I wish to evaluate marginal effects of variables in a logit regression using a dataset like this (with 40k observations):
d1<- structure(list(dummy.eleito = c(1, 0, 0, 0, 0, 1, 1, 1, 1, 0),
dummy.tratamento = c(1, 1, 0, 0, 0, 0, 0, 0, 0, 0),
Escolaridade = c("SUPERIOR_INCOMPLETO", "FUNDAMENTAL_INCOMPLETO",
"SUPERIOR_COMPLETO", "FUNDAMENTAL_INCOMPLETO",
"SUPERIOR_COMPLETO", "SUPERIOR_COMPLETO", "SUPERIOR_INCOMPLETO",
"SUPERIOR_INCOMPLETO", "SUPERIOR_COMPLETO", "SUPERIOR_INCOMPLETO"),
Raca = c("Preta_Parda", "Preta_Parda", "Preta_Parda", "Preta_Parda",
"Preta_Parda", "Preta_Parda", "BRANCA", "BRANCA", "BRANCA", "BRANCA"),
DESCRICAO_SEXO = c("MASCULINO", "MASCULINO", "MASCULINO",
"MASCULINO", "MASCULINO", "MASCULINO", "MASCULINO",
"MASCULINO", "MASCULINO", "MASCULINO"),
votos.cidade = c(6483, 6483, 6483, 6483, 6483, 6483, 4735,
4735, 4735, 4735),
dummy.prefeito = c(0,1, 0, 0, 0, 1, 0, 0, 0, 1),
Intensidade.Trat0.Mun = c(0.0152671755725191, 0.0152671755725191, 0.0152671755725191, 0.0152671751,
0.0152671755725191, 0.01526717, 0.02857142856, 0.028571428, 0.028571, 0.0285714),
Var.Receitas = c(3.25607407, 11.424, 4.5549, -0.832116880227985, 5.78901737320675, -0.02459246,
1.151009, -0.3058719238, 0.742947247, -0.2711)),
.Names = c("dummy.eleito", "dummy.tratamento", "Escolaridade", "Raca",
"DESCRICAO_SEXO", "votos.cidade", "dummy.prefeito", "Intensidade.Trat0.Mun",
"Var.Receitas"), row.names = c(NA, 10L), class = "data.frame")
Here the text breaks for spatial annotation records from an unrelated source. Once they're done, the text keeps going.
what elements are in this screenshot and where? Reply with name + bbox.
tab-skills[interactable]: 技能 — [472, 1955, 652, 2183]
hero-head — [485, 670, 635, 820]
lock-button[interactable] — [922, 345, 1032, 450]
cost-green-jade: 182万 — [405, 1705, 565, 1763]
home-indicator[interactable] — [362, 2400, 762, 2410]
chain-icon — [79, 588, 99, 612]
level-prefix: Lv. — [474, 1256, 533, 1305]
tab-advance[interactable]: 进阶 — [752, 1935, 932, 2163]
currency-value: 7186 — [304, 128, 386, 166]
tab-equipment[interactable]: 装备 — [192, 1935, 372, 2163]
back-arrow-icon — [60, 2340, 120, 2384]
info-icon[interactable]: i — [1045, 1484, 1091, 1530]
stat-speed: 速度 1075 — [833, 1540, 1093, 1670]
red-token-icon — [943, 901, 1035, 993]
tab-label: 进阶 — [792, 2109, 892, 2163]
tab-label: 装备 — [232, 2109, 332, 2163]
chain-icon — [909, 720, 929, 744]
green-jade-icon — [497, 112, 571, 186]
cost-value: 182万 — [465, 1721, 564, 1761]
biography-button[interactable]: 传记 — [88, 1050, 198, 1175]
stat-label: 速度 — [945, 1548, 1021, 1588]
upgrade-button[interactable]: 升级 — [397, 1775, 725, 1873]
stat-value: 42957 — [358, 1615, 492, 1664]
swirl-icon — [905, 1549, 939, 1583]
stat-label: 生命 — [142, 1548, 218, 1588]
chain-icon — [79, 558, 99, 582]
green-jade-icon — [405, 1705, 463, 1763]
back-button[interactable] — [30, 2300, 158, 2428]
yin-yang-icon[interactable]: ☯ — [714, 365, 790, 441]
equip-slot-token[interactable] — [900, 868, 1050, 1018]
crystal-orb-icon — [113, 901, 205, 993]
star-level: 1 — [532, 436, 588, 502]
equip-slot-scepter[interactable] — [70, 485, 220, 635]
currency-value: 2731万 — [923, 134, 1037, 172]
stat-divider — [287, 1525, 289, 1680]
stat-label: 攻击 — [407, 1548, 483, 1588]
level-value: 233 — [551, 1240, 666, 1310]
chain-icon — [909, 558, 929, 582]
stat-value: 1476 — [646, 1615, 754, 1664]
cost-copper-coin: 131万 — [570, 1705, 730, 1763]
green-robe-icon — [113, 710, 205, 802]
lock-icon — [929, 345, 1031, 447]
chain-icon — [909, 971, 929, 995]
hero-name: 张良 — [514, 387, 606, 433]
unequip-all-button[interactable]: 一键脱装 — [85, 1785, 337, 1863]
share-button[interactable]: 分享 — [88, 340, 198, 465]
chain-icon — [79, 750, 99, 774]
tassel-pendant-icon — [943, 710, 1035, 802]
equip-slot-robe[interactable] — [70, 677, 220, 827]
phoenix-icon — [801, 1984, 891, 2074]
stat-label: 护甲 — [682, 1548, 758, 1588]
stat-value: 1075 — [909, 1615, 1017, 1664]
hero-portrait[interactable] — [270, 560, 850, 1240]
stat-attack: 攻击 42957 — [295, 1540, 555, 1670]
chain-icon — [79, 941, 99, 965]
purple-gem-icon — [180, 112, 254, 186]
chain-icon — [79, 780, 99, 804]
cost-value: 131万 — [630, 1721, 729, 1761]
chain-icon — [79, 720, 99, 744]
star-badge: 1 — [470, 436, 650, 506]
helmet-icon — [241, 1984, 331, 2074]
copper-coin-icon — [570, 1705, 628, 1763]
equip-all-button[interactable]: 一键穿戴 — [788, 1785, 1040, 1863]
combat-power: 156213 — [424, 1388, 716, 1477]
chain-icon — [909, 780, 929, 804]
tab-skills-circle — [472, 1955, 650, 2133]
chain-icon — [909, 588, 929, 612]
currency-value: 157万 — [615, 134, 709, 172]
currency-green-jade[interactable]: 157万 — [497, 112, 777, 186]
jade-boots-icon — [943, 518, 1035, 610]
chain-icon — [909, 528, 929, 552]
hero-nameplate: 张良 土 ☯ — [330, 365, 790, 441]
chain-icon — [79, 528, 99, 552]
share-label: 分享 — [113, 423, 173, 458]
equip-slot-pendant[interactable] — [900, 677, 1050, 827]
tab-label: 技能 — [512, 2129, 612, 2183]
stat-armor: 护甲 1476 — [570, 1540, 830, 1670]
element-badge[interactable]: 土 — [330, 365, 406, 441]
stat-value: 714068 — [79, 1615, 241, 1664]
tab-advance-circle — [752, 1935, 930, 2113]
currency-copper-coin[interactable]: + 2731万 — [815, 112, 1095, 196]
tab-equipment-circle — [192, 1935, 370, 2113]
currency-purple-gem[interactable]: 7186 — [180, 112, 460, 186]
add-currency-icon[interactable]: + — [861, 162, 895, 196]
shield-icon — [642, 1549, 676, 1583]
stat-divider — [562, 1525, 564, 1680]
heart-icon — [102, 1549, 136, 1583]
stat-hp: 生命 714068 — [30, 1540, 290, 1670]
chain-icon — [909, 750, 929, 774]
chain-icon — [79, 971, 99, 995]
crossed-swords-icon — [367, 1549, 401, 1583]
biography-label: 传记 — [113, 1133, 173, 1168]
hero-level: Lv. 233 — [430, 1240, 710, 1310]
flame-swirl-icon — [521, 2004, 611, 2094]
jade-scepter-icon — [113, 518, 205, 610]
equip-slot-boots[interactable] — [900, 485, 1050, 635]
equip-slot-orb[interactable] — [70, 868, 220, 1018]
I run the following regression using glm:
model <- glm(dummy.eleito ~ dummy.tratamento + factor(Escolaridade) +
factor(Raca) + factor(DESCRICAO_SEXO) +
votos.cidade + dummy.prefeito +
dummy.tratamento:Intensidade.Trat0.Mun +
Var.Receitas + Var.Receitas:dummy.tratamento,
data = d1,
family = binomial(link = 'logit'))
Then I evaluate marginal effects at some points:
m <- margins(model, at = list(dummy.tratamento = 1,
Intensidade.Trat0.Mun = fivenum(d1$Intensidade.Trat0.Mun)
Var.Receitas = fivenum(d1$Var.Receitas))
R tried to run this through the whole night... at the morning, still nothing. Is that normal? Any possible reason? Is the data too complex? Or maybe the regression formula itself? Even if I ran margins without using the at specification it still would not go.
Any help?
EDIT:
After updating R, to its newest version, this is what I got in the end:
Running the regressions I needed and the margins command using the entire dataset, R took time to do the job, but it did in the end.
However, the problem persisted when using the at parameter inside margins. I suspect it is because the regression has factor variables. I think I will probably calculate by hand predicted values of my dependent variable using the parameters that I would put inside the at command, just to get a grasp of the results.
Any suggested alternatives are welcome.